Anträge auf Befreiung können so wie bisher persönlich oder per Post beim zuständigen Krankenversicherungsträger gestellt werden

Wien (OTS) - Anträge auf Befreiung von der Rezeptgebühr können von den Versicherten so wie bisher üblich entweder schriftlich (per Post oder Telefax) oder durch persönliche Vorsprache bei einem Krankenversicherungsträger gestellt werden. Damit stellt der Hauptverband der österreichischen Sozialversicherungsträger eine entsprechende Meldung in einer grossen Tageszeitung klar, wonach Anträge auf Befreiungen von der Rezeptgebühr nur noch online über das Internet gestellt werden können. Eine Einschränkung auf die Antragstellung im Internet war und ist nicht vorgesehen. Auf Wunsch wird dem Versicherten über telefonische Anfrage ein Antragsformular und ein Informationsblatt per Post zugesendet. Um diesen Weg zu verkürzen kann das Antragsformular aber auch im Internet heruntergeladen werden und kann dann ausgefüllt an den zuständigen Krankenversicherungsträger per Post oder per Telefax übermittelt werden. Im vergangenen Jahr waren rund 490.000 Versicherte - Personen mit geringem Einkommen - von der Rezeptgebühr dauernd befreit.

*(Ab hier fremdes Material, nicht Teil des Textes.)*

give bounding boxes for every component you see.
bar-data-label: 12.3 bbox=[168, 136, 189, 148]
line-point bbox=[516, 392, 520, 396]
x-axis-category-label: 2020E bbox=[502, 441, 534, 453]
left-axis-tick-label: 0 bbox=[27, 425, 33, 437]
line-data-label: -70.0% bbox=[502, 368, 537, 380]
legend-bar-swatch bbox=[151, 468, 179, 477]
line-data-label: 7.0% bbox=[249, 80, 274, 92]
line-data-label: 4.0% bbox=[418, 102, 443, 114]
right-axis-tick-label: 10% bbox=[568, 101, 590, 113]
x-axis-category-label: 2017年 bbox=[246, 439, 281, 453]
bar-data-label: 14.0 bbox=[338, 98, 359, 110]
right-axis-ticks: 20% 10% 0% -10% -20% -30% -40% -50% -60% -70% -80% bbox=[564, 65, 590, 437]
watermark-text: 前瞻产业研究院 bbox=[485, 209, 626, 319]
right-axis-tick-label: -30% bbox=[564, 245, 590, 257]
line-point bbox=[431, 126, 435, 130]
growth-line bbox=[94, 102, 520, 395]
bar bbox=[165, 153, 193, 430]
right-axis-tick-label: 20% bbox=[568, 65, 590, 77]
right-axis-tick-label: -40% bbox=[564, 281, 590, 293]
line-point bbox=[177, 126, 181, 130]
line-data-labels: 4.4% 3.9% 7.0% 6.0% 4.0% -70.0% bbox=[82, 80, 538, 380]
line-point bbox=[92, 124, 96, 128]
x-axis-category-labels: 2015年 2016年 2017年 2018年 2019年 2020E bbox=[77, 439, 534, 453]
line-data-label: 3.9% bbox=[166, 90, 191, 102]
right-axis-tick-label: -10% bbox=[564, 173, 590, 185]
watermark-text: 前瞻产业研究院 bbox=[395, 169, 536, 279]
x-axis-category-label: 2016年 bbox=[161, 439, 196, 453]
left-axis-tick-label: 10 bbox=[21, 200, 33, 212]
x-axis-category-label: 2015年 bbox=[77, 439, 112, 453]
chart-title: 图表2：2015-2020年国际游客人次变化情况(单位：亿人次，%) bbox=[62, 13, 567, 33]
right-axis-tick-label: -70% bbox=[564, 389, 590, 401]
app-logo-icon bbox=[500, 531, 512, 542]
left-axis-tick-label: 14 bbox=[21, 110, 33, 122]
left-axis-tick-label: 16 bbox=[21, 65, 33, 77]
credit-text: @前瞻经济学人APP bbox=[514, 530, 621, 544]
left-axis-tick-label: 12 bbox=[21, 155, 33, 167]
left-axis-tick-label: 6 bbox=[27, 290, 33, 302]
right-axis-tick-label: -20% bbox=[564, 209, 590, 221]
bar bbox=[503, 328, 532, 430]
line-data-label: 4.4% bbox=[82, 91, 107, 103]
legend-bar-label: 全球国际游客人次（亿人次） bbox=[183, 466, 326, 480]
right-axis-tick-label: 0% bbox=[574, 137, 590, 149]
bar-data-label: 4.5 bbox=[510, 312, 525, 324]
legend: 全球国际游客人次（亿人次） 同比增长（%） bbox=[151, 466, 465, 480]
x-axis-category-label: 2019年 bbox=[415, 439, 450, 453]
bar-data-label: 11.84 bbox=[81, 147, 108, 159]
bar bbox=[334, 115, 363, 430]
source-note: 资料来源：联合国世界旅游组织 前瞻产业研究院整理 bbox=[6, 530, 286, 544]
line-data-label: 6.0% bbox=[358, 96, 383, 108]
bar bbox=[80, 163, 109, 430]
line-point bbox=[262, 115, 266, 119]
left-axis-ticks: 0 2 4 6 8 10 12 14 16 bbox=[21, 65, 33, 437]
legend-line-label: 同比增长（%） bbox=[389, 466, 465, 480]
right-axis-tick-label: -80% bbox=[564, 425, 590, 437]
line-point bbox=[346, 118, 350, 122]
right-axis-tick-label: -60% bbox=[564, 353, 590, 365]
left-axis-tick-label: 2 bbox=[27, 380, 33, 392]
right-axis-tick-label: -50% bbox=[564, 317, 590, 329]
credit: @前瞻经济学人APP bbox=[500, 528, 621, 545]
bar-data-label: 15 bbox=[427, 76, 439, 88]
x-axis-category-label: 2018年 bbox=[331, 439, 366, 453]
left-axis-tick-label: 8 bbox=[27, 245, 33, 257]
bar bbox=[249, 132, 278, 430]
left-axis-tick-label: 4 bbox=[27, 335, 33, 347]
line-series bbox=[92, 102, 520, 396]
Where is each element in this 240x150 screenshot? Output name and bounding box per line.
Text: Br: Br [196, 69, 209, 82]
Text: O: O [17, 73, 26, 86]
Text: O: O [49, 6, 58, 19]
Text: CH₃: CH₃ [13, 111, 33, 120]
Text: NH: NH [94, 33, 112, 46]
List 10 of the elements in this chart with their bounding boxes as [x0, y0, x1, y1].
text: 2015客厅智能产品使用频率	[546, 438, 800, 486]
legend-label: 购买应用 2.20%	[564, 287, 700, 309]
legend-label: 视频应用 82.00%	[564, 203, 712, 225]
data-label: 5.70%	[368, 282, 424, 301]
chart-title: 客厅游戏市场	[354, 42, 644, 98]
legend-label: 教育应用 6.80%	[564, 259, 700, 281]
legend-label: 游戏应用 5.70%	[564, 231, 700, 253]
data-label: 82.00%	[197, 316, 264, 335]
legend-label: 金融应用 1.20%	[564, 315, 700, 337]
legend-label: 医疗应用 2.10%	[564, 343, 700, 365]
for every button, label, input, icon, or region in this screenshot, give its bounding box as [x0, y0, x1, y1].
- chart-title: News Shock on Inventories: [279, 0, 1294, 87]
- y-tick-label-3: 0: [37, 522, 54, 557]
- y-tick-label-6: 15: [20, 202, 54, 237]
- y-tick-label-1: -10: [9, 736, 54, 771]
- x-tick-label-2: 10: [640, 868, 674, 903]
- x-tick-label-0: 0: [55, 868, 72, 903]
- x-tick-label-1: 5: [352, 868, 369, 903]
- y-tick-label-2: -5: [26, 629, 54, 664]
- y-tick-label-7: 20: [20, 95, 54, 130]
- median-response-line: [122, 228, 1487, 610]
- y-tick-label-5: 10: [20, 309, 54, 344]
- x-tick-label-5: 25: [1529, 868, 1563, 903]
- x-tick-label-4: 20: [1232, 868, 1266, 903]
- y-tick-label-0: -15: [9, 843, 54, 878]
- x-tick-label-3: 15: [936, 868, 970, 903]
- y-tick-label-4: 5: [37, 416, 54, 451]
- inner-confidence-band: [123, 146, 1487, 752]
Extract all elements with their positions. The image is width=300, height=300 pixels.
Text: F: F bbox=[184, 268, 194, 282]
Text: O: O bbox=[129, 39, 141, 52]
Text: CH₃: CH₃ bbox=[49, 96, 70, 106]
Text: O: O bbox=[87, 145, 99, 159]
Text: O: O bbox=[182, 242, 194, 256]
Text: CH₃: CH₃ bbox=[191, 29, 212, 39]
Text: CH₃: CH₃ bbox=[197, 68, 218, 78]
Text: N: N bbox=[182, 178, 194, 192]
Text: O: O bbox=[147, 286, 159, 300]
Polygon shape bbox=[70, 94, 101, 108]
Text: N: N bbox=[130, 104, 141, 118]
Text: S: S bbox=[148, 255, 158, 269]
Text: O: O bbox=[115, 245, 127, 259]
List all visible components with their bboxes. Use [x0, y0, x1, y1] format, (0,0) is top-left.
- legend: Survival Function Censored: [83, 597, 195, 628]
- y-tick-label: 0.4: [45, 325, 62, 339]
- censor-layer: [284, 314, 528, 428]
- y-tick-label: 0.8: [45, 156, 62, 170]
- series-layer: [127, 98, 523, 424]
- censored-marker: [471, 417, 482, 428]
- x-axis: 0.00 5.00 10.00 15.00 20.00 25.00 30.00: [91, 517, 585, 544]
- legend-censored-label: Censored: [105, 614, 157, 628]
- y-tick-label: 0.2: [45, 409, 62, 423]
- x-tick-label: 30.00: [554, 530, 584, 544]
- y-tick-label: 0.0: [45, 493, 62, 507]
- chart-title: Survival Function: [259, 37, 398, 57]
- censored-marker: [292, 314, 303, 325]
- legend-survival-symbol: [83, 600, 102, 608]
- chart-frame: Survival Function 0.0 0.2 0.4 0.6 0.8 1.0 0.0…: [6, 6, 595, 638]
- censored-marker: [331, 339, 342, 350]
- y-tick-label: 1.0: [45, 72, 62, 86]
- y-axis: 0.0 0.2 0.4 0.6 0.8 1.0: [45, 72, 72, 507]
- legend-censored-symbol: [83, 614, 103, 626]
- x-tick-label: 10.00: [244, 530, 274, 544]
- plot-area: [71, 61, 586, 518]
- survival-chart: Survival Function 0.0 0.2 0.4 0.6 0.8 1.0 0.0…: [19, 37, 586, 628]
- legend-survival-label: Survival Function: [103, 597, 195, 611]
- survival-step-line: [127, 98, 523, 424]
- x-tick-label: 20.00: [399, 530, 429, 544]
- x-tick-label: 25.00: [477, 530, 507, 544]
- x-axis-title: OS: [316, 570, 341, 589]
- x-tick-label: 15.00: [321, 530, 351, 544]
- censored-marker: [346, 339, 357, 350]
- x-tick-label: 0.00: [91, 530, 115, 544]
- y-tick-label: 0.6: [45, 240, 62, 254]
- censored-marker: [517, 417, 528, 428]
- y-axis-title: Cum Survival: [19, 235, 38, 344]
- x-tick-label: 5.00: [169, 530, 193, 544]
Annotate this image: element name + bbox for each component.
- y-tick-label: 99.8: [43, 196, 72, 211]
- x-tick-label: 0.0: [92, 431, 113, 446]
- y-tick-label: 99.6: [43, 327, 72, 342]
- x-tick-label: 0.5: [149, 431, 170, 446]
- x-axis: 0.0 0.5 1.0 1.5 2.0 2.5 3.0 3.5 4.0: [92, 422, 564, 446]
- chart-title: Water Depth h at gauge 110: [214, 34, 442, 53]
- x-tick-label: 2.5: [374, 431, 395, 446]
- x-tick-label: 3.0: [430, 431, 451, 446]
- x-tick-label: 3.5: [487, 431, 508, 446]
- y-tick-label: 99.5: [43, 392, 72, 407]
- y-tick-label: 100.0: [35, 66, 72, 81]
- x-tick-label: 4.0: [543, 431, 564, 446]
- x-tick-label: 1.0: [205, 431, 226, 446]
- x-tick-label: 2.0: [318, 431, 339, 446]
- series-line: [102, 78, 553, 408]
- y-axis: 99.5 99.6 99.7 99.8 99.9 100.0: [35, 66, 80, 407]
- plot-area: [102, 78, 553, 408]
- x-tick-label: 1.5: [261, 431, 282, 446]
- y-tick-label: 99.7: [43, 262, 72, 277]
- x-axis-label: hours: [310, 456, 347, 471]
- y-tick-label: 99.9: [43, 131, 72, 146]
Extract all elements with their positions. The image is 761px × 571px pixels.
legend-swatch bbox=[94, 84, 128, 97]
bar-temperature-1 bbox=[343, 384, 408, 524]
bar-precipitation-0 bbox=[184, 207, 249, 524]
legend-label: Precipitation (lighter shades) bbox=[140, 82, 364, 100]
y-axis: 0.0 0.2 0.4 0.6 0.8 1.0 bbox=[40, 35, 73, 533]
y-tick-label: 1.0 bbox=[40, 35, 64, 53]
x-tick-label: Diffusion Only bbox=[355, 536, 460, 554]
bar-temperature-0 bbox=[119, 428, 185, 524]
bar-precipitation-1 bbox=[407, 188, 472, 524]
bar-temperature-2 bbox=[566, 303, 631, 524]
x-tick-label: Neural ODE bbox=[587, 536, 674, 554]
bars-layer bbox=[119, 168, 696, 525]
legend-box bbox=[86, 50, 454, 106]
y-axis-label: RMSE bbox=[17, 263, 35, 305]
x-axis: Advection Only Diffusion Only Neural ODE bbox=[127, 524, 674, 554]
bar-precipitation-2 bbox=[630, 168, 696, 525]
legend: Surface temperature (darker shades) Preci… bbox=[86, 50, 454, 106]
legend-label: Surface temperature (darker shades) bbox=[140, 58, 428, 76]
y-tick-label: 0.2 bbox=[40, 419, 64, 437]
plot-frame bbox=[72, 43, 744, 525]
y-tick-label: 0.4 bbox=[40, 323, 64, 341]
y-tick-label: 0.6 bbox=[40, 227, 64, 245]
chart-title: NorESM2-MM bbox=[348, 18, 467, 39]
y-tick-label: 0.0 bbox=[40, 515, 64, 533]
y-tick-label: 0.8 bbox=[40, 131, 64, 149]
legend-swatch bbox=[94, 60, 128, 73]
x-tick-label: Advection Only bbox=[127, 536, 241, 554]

Die Sozialversicherung garantiert unabhängig von Alter, Einkommen, sozialer Herkunft und Bildung hochwertige Gesundheitsversorgung und eine sichere Pensionsvorsorge. Aktuell sind rund 8,2 Millionen Menschen anspruchsberechtigt (Versicherte und mitversicherte Angehörige). Der Behandlungsanspruch aus der Krankenversicherung wird beim Arzt durch das e-card-System angezeigt: Die e-card als Schlüsselkarte enthält keine medizinischen Daten, ermöglicht dem Arzt aber die Überprüfung des Versicherungsstatus eines Patienten bzw. einer Patientin und die Nutzung weiterer Services. Der Hauptverband der österreichischen Sozialversicherungsträger ist das organisatorische Dach über der solidarischen Kranken-, Unfall- und Pensionsversicherung Österreichs.